Она исчезла. Чуть погодя вернулась, ее щеки были розовыми и блестели.

– Так что ты говорил? Капли, уколы…

Она скользнула в рукава свежей блузки, должно быть приятно пахнущей утюгом.

– Это очень важно – то, что я тебе сейчас говорю.

Она села перед зеркалом шкафа, зажала свою заколку между зубами и легкими движениями пальцев переплела косу. Потом заставила меня растянуться на кровати и легла на меня сверху; она сказала, что счастлива.

– А ты?

– Я тоже. Но нужно что-то решить с этим лечением.

– А это правда полезно?

Вопрос меня обескуражил. Как ей объяснить, что мы с ней живем в двух разных мирах и что у нас нет ни малейшего шанса соединиться, пока она фригидна. С таким же успехом я мог бы разъяснять слепому от рождения, что такое закат солнца на море. Она меня слушала, следя за логической нитью, связующей одну фразу с другой. Но главный смысл моих слов от нее ускользал, и ее неспособность представить себе удовольствие – поскольку если бы она могла его представить, то могла бы и испытать – отделяла реальность от той цели, что я перед ней ставил. И я тем лучше понимал ее непонимание, что сам был не способен объяснить словами инстинкт, который вне личного опыта остается чистой абстракцией.

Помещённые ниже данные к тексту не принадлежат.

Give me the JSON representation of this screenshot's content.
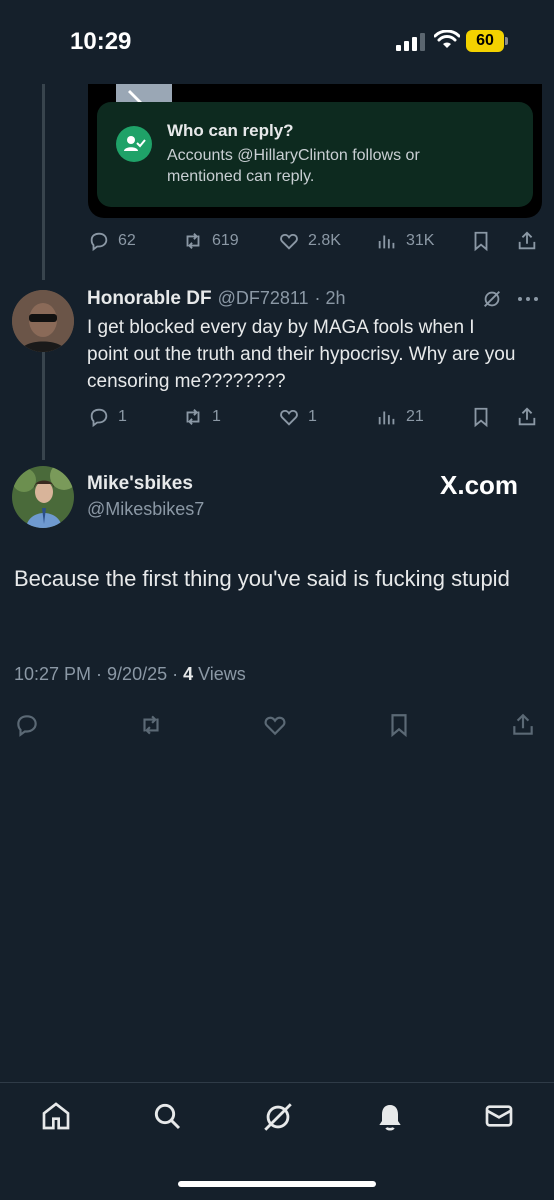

Она дотронулась губами до моей шеи. Потом подняла колени. И вся полностью уместилась между моей рукой и грудью. Я прижал ее сильнее, и это, как мне показалось, ее взволновало. Моя рука скользнула к ней под юбку. Она не удивилась, и, похоже, это ей польстило. Она принимала почести, хотя и считала их излишними. Затем прошептала: «Опять?! Но мы ведь занимались этим вчера».

Через ее плечо я взглянул на свои часы:

– Мне пора идти. Надо осмотреть еще двух больных.

– Ты вернешься?

– Ну да. Завтра.

– А сегодня вечером? Сегодня ты не придешь?

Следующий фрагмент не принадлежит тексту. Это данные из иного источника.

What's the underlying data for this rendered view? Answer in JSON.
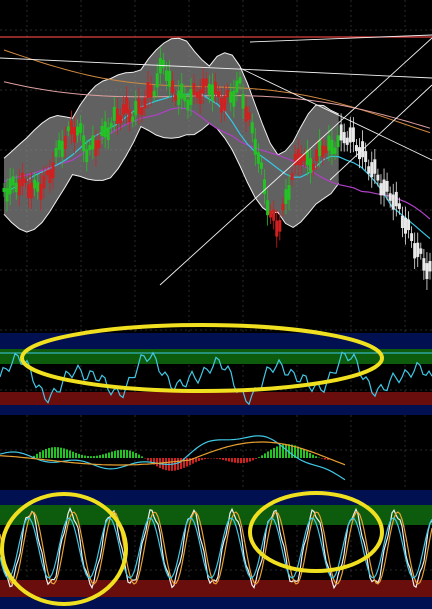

Я вскочил с кровати. Она встала, подошла ко мне. Я сделал шаг назад. Она обхватила меня руками, просунув их под пиджак.

– Ты не хочешь со мной спать?

– Не сегодня вечером.

– Тогда завтра?

– Может быть, завтра.

– Поцелуй меня.

Ее рот был мягким, как у девушки, которая с радостью отдается. Она положила руку мне на затылок, задержала мои губы в своих, словно ожидала иного удовольствия. Я-то знал, что она ничего не ждет, но тело мое этого не знало. Оно рвалось вперед, а я его сдерживал; оно перестало что-либо понимать, напряглось, сделалось неподвижным и упрямым, как осел под палкой.

– Отпусти меня. Уже поздно.

– Хочешь, я поеду с тобой?

– Тебе станет скучно. Придется ждать довольно долго.

– Ну и пусть. Я подожду.

– Тогда пошли.

В туфлях без каблуков она проворно отошла назад. Поправила юбку, отчего та закружилась вокруг нее, и я уже не понимал, где в этой внезапно надувшейся юбке, пустой и объемной одновременно, начинался объем и где заканчивалась пустота. Моя бычья голова закружилась; Марина стояла передо мной как приманка, за которой скрывалась неуловимая реальность. Она исчезла, затем вернулась и потянулась ко мне приоткрытым ртом. Повесила на плечо ремешок сумки. Бегом спустилась по лестнице, потом исчезла в тупике, вернулась.

– Захлопни дверь.

На улицах Парижа стало свежо, они мигали красными и зелеными огоньками. Я глубоко дышал с надеждой обрести свободу в вышине домов, там, где улицы расступились в разные стороны. Здесь дышалось хорошо. С тех пор как мы с Мариной оказались на улице, наша ссора под взглядами прохожих утихла, мы превратились в пару, похожую на другие, а Марина – в хорошенькую, веселую и простую девушку, с которой приятно спать. И Марина казалась очень влюбленной. Она говорила: «Я куплю четверть килограмма креветок, сэндвичи с сыром и ветчиной, белого сыра. Я приготовлю тебе хороший ужин. Вина ты хочешь белого или красного?» С тех пор как мы оказались на улице и речь больше не шла о том, чтобы заняться любовью, голос моей новой подруги звучал умиротворенно, как голос Ирэн после того, как мы любовью позанимались.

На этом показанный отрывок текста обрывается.